Por otra parte, se inicia una etapa dolorosa de nuestra agitada historia, que culmina con la usurpación, por la fuerza y en contra de su voluntad, del Estado de Navarra por las tropas del Reino de Castilla en 1512, tras más de 300 años de acoso. Una colosal afrenta a una sociedad que había sabido dotarse de un sistema político y jurídico que le hubiera permitido progresar de manera equilibrada a lo largo de los años. Pero no fue así. Tomo una reflexión de Josep Pla (me parece que de manera oportuna, ya que el autor del artículo hace referencia, sobre todo, a Cataluña): “Desde entonces no se conocen momentos de sosiego. ¡Cómo nos ha estorbado la Historia! No hemos conocido ninguna ventaja. Entrados en un vasto imperio, la Historia se ha convertido en una angustia permanente, en una continuidad de despropósitos que nos han conducido a un país de una Historia dual, nunca unánime y fanático”.
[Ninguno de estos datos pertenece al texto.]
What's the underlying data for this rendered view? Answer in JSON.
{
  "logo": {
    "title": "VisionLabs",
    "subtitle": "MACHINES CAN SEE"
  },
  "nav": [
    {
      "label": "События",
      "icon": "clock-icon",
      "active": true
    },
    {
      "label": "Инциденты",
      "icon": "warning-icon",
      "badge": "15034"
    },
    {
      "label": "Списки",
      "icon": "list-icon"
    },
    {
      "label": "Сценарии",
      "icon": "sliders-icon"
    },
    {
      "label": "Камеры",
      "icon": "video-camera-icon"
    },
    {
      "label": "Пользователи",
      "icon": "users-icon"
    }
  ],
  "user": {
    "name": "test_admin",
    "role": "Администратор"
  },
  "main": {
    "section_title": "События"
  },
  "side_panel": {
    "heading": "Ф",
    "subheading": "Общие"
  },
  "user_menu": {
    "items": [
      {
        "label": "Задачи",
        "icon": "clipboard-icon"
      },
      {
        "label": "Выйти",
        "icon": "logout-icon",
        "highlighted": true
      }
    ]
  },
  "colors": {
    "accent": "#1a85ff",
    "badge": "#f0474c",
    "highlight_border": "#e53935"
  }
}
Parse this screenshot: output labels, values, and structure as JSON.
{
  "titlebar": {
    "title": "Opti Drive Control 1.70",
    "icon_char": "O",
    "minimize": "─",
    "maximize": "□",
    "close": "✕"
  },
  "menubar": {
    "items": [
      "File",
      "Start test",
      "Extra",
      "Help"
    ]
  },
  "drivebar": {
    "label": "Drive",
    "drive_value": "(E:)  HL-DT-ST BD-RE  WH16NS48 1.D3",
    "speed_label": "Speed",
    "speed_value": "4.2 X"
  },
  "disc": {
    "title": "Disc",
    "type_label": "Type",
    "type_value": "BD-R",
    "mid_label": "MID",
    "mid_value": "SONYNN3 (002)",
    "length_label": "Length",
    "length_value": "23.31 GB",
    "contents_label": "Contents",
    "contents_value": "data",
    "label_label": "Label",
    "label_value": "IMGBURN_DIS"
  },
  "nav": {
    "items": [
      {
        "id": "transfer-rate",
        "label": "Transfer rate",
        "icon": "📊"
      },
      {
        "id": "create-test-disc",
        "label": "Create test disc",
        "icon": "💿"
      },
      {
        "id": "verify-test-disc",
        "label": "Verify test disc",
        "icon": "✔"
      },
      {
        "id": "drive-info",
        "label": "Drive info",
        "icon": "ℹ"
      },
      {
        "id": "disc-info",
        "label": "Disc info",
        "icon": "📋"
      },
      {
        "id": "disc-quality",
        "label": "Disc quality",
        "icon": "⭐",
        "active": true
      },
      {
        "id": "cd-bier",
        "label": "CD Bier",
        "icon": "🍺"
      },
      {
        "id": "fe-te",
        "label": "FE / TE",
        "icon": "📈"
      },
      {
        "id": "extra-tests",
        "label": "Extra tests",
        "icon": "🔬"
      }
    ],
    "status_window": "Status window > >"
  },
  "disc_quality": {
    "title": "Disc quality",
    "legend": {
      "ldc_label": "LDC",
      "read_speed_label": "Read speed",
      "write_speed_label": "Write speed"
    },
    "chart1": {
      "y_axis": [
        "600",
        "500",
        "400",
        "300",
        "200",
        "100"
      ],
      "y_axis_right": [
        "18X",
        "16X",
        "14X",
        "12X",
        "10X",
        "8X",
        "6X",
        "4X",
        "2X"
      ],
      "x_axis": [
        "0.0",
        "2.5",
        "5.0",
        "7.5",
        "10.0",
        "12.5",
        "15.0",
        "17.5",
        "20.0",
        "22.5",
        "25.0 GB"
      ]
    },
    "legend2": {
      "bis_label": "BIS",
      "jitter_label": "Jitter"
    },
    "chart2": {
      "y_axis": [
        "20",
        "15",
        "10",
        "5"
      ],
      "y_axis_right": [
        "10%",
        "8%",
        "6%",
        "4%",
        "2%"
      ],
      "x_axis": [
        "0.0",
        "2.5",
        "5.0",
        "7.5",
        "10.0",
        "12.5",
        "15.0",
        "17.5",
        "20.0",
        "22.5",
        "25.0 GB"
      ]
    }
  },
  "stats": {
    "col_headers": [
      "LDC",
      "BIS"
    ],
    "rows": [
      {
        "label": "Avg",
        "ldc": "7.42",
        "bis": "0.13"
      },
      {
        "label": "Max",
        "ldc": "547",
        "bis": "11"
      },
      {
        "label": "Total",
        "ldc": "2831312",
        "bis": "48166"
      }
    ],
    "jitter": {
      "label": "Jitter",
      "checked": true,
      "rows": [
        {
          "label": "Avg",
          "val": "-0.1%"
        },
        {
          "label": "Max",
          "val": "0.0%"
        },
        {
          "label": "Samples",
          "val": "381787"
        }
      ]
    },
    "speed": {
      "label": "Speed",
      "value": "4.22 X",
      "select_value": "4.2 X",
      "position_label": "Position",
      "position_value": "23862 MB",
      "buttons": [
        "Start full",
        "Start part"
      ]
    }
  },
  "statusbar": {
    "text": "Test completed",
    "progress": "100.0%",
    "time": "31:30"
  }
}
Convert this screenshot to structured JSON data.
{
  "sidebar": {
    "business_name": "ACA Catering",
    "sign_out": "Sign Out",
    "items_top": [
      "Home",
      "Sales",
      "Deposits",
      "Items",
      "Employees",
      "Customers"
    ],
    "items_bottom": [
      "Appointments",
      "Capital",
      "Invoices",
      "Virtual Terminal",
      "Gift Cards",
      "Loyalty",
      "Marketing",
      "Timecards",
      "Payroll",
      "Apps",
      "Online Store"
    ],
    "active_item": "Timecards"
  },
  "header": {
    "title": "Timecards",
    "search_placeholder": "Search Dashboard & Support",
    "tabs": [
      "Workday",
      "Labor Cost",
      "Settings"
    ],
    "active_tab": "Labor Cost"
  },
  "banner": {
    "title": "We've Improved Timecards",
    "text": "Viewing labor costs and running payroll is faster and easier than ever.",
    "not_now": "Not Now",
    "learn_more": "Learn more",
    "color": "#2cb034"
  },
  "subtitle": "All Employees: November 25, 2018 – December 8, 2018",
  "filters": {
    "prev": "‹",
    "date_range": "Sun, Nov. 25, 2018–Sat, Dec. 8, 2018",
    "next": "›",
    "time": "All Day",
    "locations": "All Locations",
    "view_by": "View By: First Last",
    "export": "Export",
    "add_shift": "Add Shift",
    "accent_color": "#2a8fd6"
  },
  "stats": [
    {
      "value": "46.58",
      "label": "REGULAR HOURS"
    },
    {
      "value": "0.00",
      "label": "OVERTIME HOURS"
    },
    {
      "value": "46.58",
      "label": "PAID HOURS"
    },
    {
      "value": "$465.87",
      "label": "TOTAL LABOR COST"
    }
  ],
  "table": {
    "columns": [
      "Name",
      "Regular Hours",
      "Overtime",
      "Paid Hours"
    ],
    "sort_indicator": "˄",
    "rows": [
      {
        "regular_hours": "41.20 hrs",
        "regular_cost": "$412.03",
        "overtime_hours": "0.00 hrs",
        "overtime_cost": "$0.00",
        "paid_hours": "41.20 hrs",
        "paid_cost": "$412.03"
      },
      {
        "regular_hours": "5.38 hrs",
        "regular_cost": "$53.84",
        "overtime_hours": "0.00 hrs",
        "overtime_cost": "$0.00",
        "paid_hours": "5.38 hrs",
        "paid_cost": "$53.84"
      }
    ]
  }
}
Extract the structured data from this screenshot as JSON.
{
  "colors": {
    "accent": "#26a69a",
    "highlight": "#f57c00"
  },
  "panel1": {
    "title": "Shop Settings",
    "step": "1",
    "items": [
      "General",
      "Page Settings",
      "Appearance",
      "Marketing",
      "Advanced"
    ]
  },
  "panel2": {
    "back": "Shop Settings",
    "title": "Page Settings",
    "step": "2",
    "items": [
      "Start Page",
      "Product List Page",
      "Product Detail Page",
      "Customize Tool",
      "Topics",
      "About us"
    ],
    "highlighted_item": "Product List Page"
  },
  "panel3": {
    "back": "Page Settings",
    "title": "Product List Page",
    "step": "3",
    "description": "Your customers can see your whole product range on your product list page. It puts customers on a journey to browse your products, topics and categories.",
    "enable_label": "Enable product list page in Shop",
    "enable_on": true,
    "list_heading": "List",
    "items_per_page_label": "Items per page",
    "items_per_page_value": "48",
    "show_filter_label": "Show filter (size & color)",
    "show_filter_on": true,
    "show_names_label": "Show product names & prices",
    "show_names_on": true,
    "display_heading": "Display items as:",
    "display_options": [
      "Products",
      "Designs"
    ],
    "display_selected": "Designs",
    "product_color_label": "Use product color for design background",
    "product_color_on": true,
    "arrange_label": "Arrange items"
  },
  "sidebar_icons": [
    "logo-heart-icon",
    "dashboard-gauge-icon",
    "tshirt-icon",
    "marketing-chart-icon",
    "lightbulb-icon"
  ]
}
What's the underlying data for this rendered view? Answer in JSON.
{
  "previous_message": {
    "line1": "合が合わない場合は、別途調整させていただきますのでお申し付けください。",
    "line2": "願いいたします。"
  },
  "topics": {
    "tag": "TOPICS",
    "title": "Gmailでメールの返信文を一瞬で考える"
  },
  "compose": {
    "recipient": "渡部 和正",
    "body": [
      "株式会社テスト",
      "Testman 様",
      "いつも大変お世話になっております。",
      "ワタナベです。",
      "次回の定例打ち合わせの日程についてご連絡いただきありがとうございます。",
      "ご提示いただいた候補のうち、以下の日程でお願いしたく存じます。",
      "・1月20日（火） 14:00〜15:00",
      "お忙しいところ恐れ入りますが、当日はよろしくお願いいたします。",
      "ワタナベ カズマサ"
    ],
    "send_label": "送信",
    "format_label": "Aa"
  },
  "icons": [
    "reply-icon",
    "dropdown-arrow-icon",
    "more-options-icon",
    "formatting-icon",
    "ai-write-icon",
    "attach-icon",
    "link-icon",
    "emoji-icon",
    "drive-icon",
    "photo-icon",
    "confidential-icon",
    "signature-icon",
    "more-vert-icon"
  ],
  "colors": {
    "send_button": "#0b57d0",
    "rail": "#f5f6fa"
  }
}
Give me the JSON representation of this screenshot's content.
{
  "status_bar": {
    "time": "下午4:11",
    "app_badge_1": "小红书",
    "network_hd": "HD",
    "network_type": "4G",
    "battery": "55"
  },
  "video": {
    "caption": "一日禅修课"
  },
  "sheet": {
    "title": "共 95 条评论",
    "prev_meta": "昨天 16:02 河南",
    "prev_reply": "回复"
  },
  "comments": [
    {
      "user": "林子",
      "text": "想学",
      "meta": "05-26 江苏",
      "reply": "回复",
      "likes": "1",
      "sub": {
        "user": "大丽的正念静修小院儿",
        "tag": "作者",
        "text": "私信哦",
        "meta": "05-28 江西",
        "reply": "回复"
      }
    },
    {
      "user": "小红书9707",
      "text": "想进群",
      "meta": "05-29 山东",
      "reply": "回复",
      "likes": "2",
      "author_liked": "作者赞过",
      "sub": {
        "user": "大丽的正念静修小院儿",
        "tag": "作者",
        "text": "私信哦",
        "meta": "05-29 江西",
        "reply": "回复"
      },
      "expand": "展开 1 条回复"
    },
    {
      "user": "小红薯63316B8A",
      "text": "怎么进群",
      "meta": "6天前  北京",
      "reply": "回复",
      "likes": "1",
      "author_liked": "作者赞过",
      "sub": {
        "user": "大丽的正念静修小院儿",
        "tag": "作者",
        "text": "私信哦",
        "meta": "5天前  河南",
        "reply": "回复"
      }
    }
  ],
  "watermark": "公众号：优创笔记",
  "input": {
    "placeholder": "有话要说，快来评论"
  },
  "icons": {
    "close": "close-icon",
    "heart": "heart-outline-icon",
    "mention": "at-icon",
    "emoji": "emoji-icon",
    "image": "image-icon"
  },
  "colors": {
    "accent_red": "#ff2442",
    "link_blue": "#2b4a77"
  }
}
Así hasta nuestros días, en que nos encontramos víctimas de una usurpación política y cultural absolutas y, por si fuera poco, de una dominación militar demoledora. Todo ello con la incalculable colaboración del cuerpo diplomático del Estado del Vaticano.

Ahora no estaría de más saber qué es lo que piensa el autor del artículo que habría que hacer con las dos mitades a rechazar. ¿Tal vez aniquilarlas?

Nos trata de excluyentes e intolerantes y nos dice que rechazamos las aportaciones culturales y económicas de otras comunidades, o sociedades, o lo que quiera decir cuando hace alusión a la “mitad no nacionalista”.

Para empezar, nuestro proyecto nacional no es étnico. No es que seamos una raza. Somos una sociedad, una cultura, una identidad que ha incorporado todas las aportaciones valiosas que, a lo largo de la Historia, se nos han propuesto. Desde siempre. Por ejemplo: el euskera es el tesoro más valioso de esta comunidad; pues bien, un altísimo porcentaje de las palabras son derivadas del latín, adaptadas durante le época romana, en la medida que se descubrían conceptos y objetos que hasta entonces eran desconocidos. Cabe constatar que ha mantenido su estructura y vigor, pese a los ataques despiadados. Así, receptiva a las aportaciones positivas que nos han ido llegando y adaptándolas a nuestros valores, intereses, referentes y prácticas colectivas, se ha llegado a conformar una sociedad de alta calidad democrática, solidaria, igualitaria, progresista (entendiendo el progreso como “la capacidad de considerar un número cada vez mayor de diferencias entre las personas como algo irrelevante desde el punto de vista moral”, según la apreciación de Rorty), que busca la recuperación de su Estado, indispensable para la resolución de los conflictos políticos y sociales que nos impiden un desarrollo equilibrado. A este respecto. I. Berlin escribe: “Los movimientos revolucionarios o regeneradores no tendrán ninguna posibilidad de éxito si se desligan del patriotismo. La reivindicación social sin la nacional, está condenada al fracaso”. Y añade: “Esta curiosa ceguera por parte de los pensadores sociales, en otras cosas tan agudos, me parece un hecho que necesita explicación”.

Y, por terminar: desde nuestras posiciones, no nos proponemos excluir a nadie. Al contrario, somos sociedades dispuestas a acoger y a facilitar su integración a toda persona bienintencionada que opte por convivir en nuestras comunidades.                            Podrá comprobarlo a nada que se esfuerce.